There's enough muck in the bottom of the pool that the leak has slowed, though not stopped.  Sigh.  I'm committed now, with these new inhabitants, to pouring rainwater into their micro-marsh.  They stare up at me.  I blink first.
   

http://wiseacre-gardens.com/wallpaper/frogs/frog-eyes.jpg


* * *
"Micro-marsh."  I like that.  I've been churning around the idea of micro-wild lately (a term I'm coining, though doubtless someone else has used this or something more profound; I'm caught as much by the assonance as anything else), and will sometime write more about these other public, not-quite-seen, so necessary spaces. 
  

 
(I didn't have a good photo, so I ran up the street behind the First Presbyterian Church and found this.)

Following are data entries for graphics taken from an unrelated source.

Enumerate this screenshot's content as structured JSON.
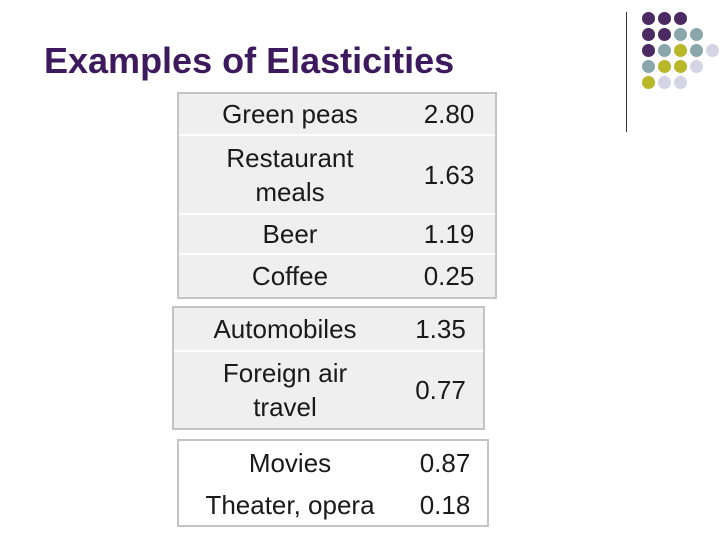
{
  "title": "Examples of Elasticities",
  "groups": [
    {
      "rows": [
        {
          "name": "Green peas",
          "value": "2.80"
        },
        {
          "name": "Restaurant meals",
          "value": "1.63"
        },
        {
          "name": "Beer",
          "value": "1.19"
        },
        {
          "name": "Coffee",
          "value": "0.25"
        }
      ]
    },
    {
      "rows": [
        {
          "name": "Automobiles",
          "value": "1.35"
        },
        {
          "name": "Foreign air travel",
          "value": "0.77"
        }
      ]
    },
    {
      "rows": [
        {
          "name": "Movies",
          "value": "0.87"
        },
        {
          "name": "Theater, opera",
          "value": "0.18"
        }
      ]
    }
  ],
  "colors": {
    "title": "#3d1a5e",
    "dot_purple": "#4b2a63",
    "dot_teal": "#8aa6ab",
    "dot_olive": "#b8b82a",
    "dot_lilac": "#d4d4e4"
  }
}
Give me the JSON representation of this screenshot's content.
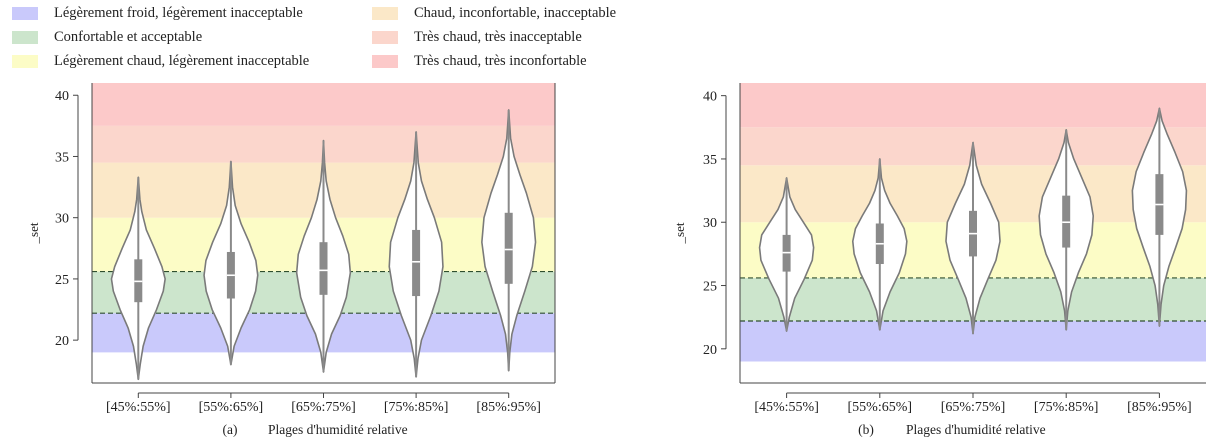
{
  "legend": [
    {
      "label": "Légèrement froid, légèrement inacceptable",
      "color": "#c9c9fb"
    },
    {
      "label": "Confortable et acceptable",
      "color": "#cce5cc"
    },
    {
      "label": "Légèrement chaud, légèrement inacceptable",
      "color": "#fcfcc6"
    },
    {
      "label": "Chaud, inconfortable, inacceptable",
      "color": "#fbe8c8"
    },
    {
      "label": "Très chaud, très inacceptable",
      "color": "#fbd6cc"
    },
    {
      "label": "Très chaud, très inconfortable",
      "color": "#fcc9c9"
    }
  ],
  "chart_data": [
    {
      "type": "violin",
      "panel_letter": "(a)",
      "xlabel": "Plages d'humidité relative",
      "ylabel": "_set",
      "ylim": [
        16.5,
        41
      ],
      "yticks": [
        20,
        25,
        30,
        35,
        40
      ],
      "categories": [
        "[45%:55%]",
        "[55%:65%]",
        "[65%:75%]",
        "[75%:85%]",
        "[85%:95%]"
      ],
      "bands": [
        {
          "from": 19,
          "to": 22.2,
          "color": "#c9c9fb"
        },
        {
          "from": 22.2,
          "to": 25.6,
          "color": "#cce5cc"
        },
        {
          "from": 25.6,
          "to": 30,
          "color": "#fcfcc6"
        },
        {
          "from": 30,
          "to": 34.5,
          "color": "#fbe8c8"
        },
        {
          "from": 34.5,
          "to": 37.5,
          "color": "#fbd6cc"
        },
        {
          "from": 37.5,
          "to": 41,
          "color": "#fcc9c9"
        }
      ],
      "dashed_lines": [
        22.2,
        25.6
      ],
      "violins": [
        {
          "min": 16.8,
          "max": 33.3,
          "q1": 23.1,
          "median": 24.8,
          "q3": 26.6,
          "profile": [
            [
              16.8,
              0
            ],
            [
              18,
              0.07
            ],
            [
              19.5,
              0.18
            ],
            [
              21,
              0.38
            ],
            [
              22.5,
              0.68
            ],
            [
              24,
              0.93
            ],
            [
              25,
              1.0
            ],
            [
              26,
              0.88
            ],
            [
              27.5,
              0.6
            ],
            [
              29,
              0.3
            ],
            [
              30.5,
              0.13
            ],
            [
              31.5,
              0.06
            ],
            [
              33.3,
              0
            ]
          ]
        },
        {
          "min": 18.0,
          "max": 34.6,
          "q1": 23.4,
          "median": 25.3,
          "q3": 27.2,
          "profile": [
            [
              18,
              0
            ],
            [
              19.5,
              0.12
            ],
            [
              21,
              0.38
            ],
            [
              22.5,
              0.7
            ],
            [
              24,
              0.92
            ],
            [
              25.3,
              1.0
            ],
            [
              26.5,
              0.93
            ],
            [
              28,
              0.68
            ],
            [
              29.5,
              0.38
            ],
            [
              31,
              0.16
            ],
            [
              32.5,
              0.06
            ],
            [
              34.6,
              0
            ]
          ]
        },
        {
          "min": 17.4,
          "max": 36.3,
          "q1": 23.7,
          "median": 25.7,
          "q3": 28.0,
          "profile": [
            [
              17.4,
              0
            ],
            [
              19,
              0.1
            ],
            [
              20.5,
              0.3
            ],
            [
              22,
              0.62
            ],
            [
              23.5,
              0.85
            ],
            [
              25.5,
              1.0
            ],
            [
              27,
              0.94
            ],
            [
              28.5,
              0.72
            ],
            [
              30,
              0.45
            ],
            [
              31.5,
              0.24
            ],
            [
              33,
              0.1
            ],
            [
              34.5,
              0.04
            ],
            [
              36.3,
              0
            ]
          ]
        },
        {
          "min": 17.0,
          "max": 37.0,
          "q1": 23.6,
          "median": 26.4,
          "q3": 29.0,
          "profile": [
            [
              17,
              0
            ],
            [
              18.5,
              0.07
            ],
            [
              20,
              0.2
            ],
            [
              22,
              0.55
            ],
            [
              24,
              0.85
            ],
            [
              26,
              1.0
            ],
            [
              28,
              0.95
            ],
            [
              30,
              0.68
            ],
            [
              31.5,
              0.42
            ],
            [
              33,
              0.2
            ],
            [
              34.5,
              0.08
            ],
            [
              37,
              0
            ]
          ]
        },
        {
          "min": 17.5,
          "max": 38.8,
          "q1": 24.6,
          "median": 27.4,
          "q3": 30.4,
          "profile": [
            [
              17.5,
              0
            ],
            [
              19,
              0.04
            ],
            [
              20.5,
              0.12
            ],
            [
              22,
              0.3
            ],
            [
              24,
              0.6
            ],
            [
              26,
              0.88
            ],
            [
              28,
              1.0
            ],
            [
              30,
              0.92
            ],
            [
              32,
              0.66
            ],
            [
              33.5,
              0.42
            ],
            [
              35,
              0.2
            ],
            [
              36.5,
              0.07
            ],
            [
              38.8,
              0
            ]
          ]
        }
      ]
    },
    {
      "type": "violin",
      "panel_letter": "(b)",
      "xlabel": "Plages d'humidité relative",
      "ylabel": "_set",
      "ylim": [
        17.3,
        41
      ],
      "yticks": [
        20,
        25,
        30,
        35,
        40
      ],
      "categories": [
        "[45%:55%]",
        "[55%:65%]",
        "[65%:75%]",
        "[75%:85%]",
        "[85%:95%]"
      ],
      "bands": [
        {
          "from": 19,
          "to": 22.2,
          "color": "#c9c9fb"
        },
        {
          "from": 22.2,
          "to": 25.6,
          "color": "#cce5cc"
        },
        {
          "from": 25.6,
          "to": 30,
          "color": "#fcfcc6"
        },
        {
          "from": 30,
          "to": 34.5,
          "color": "#fbe8c8"
        },
        {
          "from": 34.5,
          "to": 37.5,
          "color": "#fbd6cc"
        },
        {
          "from": 37.5,
          "to": 41,
          "color": "#fcc9c9"
        }
      ],
      "dashed_lines": [
        22.2,
        25.6
      ],
      "violins": [
        {
          "min": 21.4,
          "max": 33.5,
          "q1": 26.1,
          "median": 27.6,
          "q3": 29.0,
          "profile": [
            [
              21.4,
              0
            ],
            [
              22.5,
              0.1
            ],
            [
              24,
              0.3
            ],
            [
              25.5,
              0.65
            ],
            [
              27,
              0.95
            ],
            [
              28,
              1.0
            ],
            [
              29,
              0.92
            ],
            [
              30,
              0.62
            ],
            [
              31,
              0.32
            ],
            [
              32,
              0.12
            ],
            [
              33.5,
              0
            ]
          ]
        },
        {
          "min": 21.5,
          "max": 35.0,
          "q1": 26.7,
          "median": 28.3,
          "q3": 29.9,
          "profile": [
            [
              21.5,
              0
            ],
            [
              23,
              0.12
            ],
            [
              24.5,
              0.38
            ],
            [
              26,
              0.72
            ],
            [
              27.5,
              0.95
            ],
            [
              28.5,
              1.0
            ],
            [
              29.5,
              0.9
            ],
            [
              30.5,
              0.65
            ],
            [
              31.5,
              0.38
            ],
            [
              32.5,
              0.18
            ],
            [
              33.5,
              0.06
            ],
            [
              35,
              0
            ]
          ]
        },
        {
          "min": 21.2,
          "max": 36.3,
          "q1": 27.3,
          "median": 29.1,
          "q3": 30.9,
          "profile": [
            [
              21.2,
              0
            ],
            [
              22.5,
              0.07
            ],
            [
              24,
              0.26
            ],
            [
              25.5,
              0.55
            ],
            [
              27,
              0.85
            ],
            [
              28.5,
              1.0
            ],
            [
              30,
              0.95
            ],
            [
              31.5,
              0.65
            ],
            [
              33,
              0.32
            ],
            [
              34.5,
              0.12
            ],
            [
              36.3,
              0
            ]
          ]
        },
        {
          "min": 21.5,
          "max": 37.3,
          "q1": 28.0,
          "median": 30.0,
          "q3": 32.1,
          "profile": [
            [
              21.5,
              0
            ],
            [
              23,
              0.06
            ],
            [
              24.5,
              0.2
            ],
            [
              26,
              0.45
            ],
            [
              27.5,
              0.75
            ],
            [
              29,
              0.95
            ],
            [
              30.5,
              1.0
            ],
            [
              32,
              0.88
            ],
            [
              33.5,
              0.58
            ],
            [
              35,
              0.28
            ],
            [
              36.3,
              0.08
            ],
            [
              37.3,
              0
            ]
          ]
        },
        {
          "min": 21.8,
          "max": 39.0,
          "q1": 29.0,
          "median": 31.4,
          "q3": 33.8,
          "profile": [
            [
              21.8,
              0
            ],
            [
              23.5,
              0.06
            ],
            [
              25,
              0.16
            ],
            [
              26.5,
              0.35
            ],
            [
              28,
              0.6
            ],
            [
              29.5,
              0.84
            ],
            [
              31,
              0.97
            ],
            [
              32.5,
              1.0
            ],
            [
              34,
              0.86
            ],
            [
              35.5,
              0.58
            ],
            [
              37,
              0.28
            ],
            [
              38,
              0.1
            ],
            [
              39,
              0
            ]
          ]
        }
      ]
    }
  ]
}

We should have in mind wildlife corridors, those green swaths stitched together on a massive scale. Here's a rather formal definition from Monica Bond :
Wildlife movement corridors, also called dispersal corridors or landscape linkages as opposed to linear habitats, are linear features whose primary wildlife function is to connect at least two significant habitat areas. These corridors may help to reduce or moderate some of the adverse effects of habitat fragmentation byfacilitating dispersal of individuals between substantive patches of remaining habitat, allowing for both long-term genetic interchange and individuals to re-colonize habitat patches from which populations have been locally extirpated.  
This has become a major effort for many organizations, such as the National Wildlife Federation.  There's a plan in Florida, and the World Wildlife Federation has a Great Plains Freedom to Roam project, while some dream of a fully restored Buffalo Commons, a massive space through 10 states--something that won't work unless we have quite a change in how we think about property rights.  

California is doing some interesting roadkill studies, to see where animals get into trouble, but others have doubts that these wildlife corridors work very well.

In any case, animals, plants, and however much we don't realize it, us--all of us are in trouble.  The large green spaces are ebbing away, being developed away, and the small green spaces aren't much respected. We approach a time when sustaining even the smallest place of life becomes, like feeding wild birds, an act of grace.